Uncle Roger shows his JAWS hand early on during HUMANOIDS FROM THE DEEP: There’s a child eaten and an explosion in the first 10 minutes of the film, elements of scenes from JAWS and JAWS 2, respectively. Yes, it’s that kind of movie.

In certain sequences, there are jump scares every few moments, soundtracked by gasps, phone calls, and jarring musical score and then we’re brutalized with a “real” scare every so often. These scare tactics backfire miserably.

We have good old Doug McClure as our reluctant proletariat hero, strong working class family man. Just a couple weeks before watching HUMANOIDS I saw McClure survive AT THE EARTH’S CORE. In that classic, he played a fellow named David and Peter Cushing played Doc as we’ll never forget in scene after scene where characters say David and Doc and Doc and David and Doc and David.

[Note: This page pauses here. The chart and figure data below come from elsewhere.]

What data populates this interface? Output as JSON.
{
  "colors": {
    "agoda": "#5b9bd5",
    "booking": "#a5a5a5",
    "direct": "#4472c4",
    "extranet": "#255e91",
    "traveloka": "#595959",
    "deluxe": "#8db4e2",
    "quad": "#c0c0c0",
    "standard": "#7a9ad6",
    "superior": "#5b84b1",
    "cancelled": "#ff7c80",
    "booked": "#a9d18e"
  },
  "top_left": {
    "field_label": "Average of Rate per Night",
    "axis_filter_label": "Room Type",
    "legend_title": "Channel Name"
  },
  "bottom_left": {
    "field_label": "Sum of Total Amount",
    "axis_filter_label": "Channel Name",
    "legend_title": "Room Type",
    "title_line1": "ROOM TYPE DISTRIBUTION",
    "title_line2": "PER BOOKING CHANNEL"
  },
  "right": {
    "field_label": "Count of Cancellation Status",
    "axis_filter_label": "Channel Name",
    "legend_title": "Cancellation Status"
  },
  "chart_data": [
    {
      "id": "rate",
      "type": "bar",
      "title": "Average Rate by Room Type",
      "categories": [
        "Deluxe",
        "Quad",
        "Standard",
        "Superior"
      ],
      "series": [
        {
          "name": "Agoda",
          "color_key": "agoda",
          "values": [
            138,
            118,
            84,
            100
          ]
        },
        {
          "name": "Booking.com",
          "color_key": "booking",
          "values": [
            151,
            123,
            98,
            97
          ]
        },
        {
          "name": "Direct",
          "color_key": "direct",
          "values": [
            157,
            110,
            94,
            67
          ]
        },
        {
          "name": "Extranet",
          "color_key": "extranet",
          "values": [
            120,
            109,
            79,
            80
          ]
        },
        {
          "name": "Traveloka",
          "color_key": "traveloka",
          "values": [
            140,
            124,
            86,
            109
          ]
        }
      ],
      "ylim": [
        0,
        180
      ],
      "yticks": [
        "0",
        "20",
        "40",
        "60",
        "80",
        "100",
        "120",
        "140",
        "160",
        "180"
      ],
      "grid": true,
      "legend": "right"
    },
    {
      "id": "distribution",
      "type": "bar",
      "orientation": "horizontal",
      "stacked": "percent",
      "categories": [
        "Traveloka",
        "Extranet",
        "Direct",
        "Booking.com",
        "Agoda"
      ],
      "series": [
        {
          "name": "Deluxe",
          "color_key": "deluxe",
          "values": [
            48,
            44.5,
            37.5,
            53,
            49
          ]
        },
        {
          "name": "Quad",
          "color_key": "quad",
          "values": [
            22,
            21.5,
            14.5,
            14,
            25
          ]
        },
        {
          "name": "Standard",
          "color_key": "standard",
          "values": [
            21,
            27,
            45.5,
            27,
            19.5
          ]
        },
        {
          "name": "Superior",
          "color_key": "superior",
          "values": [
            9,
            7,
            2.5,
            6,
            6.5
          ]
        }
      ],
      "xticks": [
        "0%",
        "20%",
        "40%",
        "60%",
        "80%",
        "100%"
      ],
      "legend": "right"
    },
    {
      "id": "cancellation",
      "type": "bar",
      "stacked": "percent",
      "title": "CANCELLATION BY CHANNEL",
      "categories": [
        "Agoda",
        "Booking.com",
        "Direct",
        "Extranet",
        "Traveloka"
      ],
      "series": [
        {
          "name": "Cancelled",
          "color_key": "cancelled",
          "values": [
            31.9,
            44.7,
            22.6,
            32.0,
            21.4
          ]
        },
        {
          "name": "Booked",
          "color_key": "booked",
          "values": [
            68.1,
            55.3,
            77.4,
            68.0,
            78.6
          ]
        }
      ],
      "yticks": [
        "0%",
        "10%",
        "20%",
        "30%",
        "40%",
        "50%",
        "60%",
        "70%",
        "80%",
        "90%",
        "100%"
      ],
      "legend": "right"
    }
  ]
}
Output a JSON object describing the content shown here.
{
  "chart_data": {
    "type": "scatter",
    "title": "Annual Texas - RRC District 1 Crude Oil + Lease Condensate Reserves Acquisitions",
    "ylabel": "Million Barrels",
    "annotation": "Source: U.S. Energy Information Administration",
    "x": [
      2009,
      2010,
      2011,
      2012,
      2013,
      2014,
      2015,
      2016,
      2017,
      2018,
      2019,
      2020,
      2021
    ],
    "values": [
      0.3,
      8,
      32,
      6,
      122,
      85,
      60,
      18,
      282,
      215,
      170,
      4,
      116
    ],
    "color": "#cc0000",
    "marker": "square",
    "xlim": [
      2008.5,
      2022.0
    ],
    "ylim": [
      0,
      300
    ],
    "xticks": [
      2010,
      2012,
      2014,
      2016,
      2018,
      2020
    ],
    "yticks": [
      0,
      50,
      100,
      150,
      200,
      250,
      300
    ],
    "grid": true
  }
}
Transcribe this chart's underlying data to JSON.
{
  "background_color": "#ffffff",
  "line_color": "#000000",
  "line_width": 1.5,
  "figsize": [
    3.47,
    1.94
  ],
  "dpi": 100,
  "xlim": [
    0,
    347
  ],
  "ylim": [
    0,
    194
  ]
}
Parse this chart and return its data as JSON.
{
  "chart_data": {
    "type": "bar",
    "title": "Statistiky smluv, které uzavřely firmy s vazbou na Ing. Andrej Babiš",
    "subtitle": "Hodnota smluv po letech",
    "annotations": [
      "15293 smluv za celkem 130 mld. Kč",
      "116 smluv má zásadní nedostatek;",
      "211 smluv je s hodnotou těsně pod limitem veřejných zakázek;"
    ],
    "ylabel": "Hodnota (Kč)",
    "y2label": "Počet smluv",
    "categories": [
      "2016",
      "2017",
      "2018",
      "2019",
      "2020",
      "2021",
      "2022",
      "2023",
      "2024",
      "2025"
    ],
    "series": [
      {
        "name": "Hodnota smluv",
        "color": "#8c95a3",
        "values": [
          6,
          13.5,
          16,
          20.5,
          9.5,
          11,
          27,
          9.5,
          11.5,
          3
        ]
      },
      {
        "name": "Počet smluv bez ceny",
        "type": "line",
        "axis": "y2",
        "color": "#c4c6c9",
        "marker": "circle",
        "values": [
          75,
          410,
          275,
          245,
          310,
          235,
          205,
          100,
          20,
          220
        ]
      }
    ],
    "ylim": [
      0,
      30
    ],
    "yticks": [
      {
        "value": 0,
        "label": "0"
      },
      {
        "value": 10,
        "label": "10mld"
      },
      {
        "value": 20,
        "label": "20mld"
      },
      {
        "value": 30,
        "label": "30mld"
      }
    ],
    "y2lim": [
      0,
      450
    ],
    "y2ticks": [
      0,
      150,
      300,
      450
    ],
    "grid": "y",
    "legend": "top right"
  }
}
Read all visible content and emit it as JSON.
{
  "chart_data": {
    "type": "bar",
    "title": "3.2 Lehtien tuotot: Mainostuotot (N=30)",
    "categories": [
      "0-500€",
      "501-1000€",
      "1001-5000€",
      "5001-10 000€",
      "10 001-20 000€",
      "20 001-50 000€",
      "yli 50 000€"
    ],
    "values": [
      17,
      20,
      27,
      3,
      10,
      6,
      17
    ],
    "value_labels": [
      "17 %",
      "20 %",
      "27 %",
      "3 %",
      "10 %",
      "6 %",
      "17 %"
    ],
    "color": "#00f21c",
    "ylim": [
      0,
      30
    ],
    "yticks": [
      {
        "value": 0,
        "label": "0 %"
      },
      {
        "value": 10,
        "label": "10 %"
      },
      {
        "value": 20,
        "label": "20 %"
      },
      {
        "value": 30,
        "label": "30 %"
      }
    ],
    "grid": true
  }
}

Here McClure’s Jim and the HUMANOIDS FROM THE DEEP characters do not share the same romance with “Jim.”

A Native American named Johnny Eagle (who would have been played by Will Sampson if the film had a larger budget) opposes the evil shenanigans of a venal capitalist played by Vic Morrow, who’s seeking a cannery deal for the people of Noyo, yes, Noyo. Eagle sounds forewarnings of portentous doom so naturally he’s set up to be a villain and later turns out to be a hero. Oh, sweet irony!

I mean, just once I’d love to see a film with the Native American as the venal capitalist and the white man as the conscientious environmentalist hero. Anyway, Eagle finds a fight without looking too hard and his presence at the Noyo Salmon Festival spawns a horrible fight scene, indicative of white pattern Native American bashing. Luckily, for all of us, a tear did not stain Johnny Eagle’s face.

Of course, Noyo holds a big carnival for its annual Salmon Festival. Nothing and I mean nothing will stop these Noyo yo-yo’s from holding their carnival, not even mutant killer fish slash humans. So, naturally, our Humanoids from the Deep play the role of the spoiler.

For some bizarre reason, this overdrawn attack-massacre sequence brought out fond memories flashing back on a similar overdrawn sequence in GIANT SPIDER INVASION. A lot of humanoids are killed good, a lot of bit players are taken a bite out of by humanoids, and it’s all broadcast over live radio by a disc jockey calling himself “Madman” although he’s not played by real-life DJ Don Steele, who showed up in both DEATH RACE 2000 and ROCK ’N’ ROLL HIGH SCHOOL, as well as GRAND THEFT AUTO.

None of these scenes are remotely entertaining or interesting and that basically describes HUMANOIDS FROM THE DEEP.

Been there, seen that, and please roll the final credits.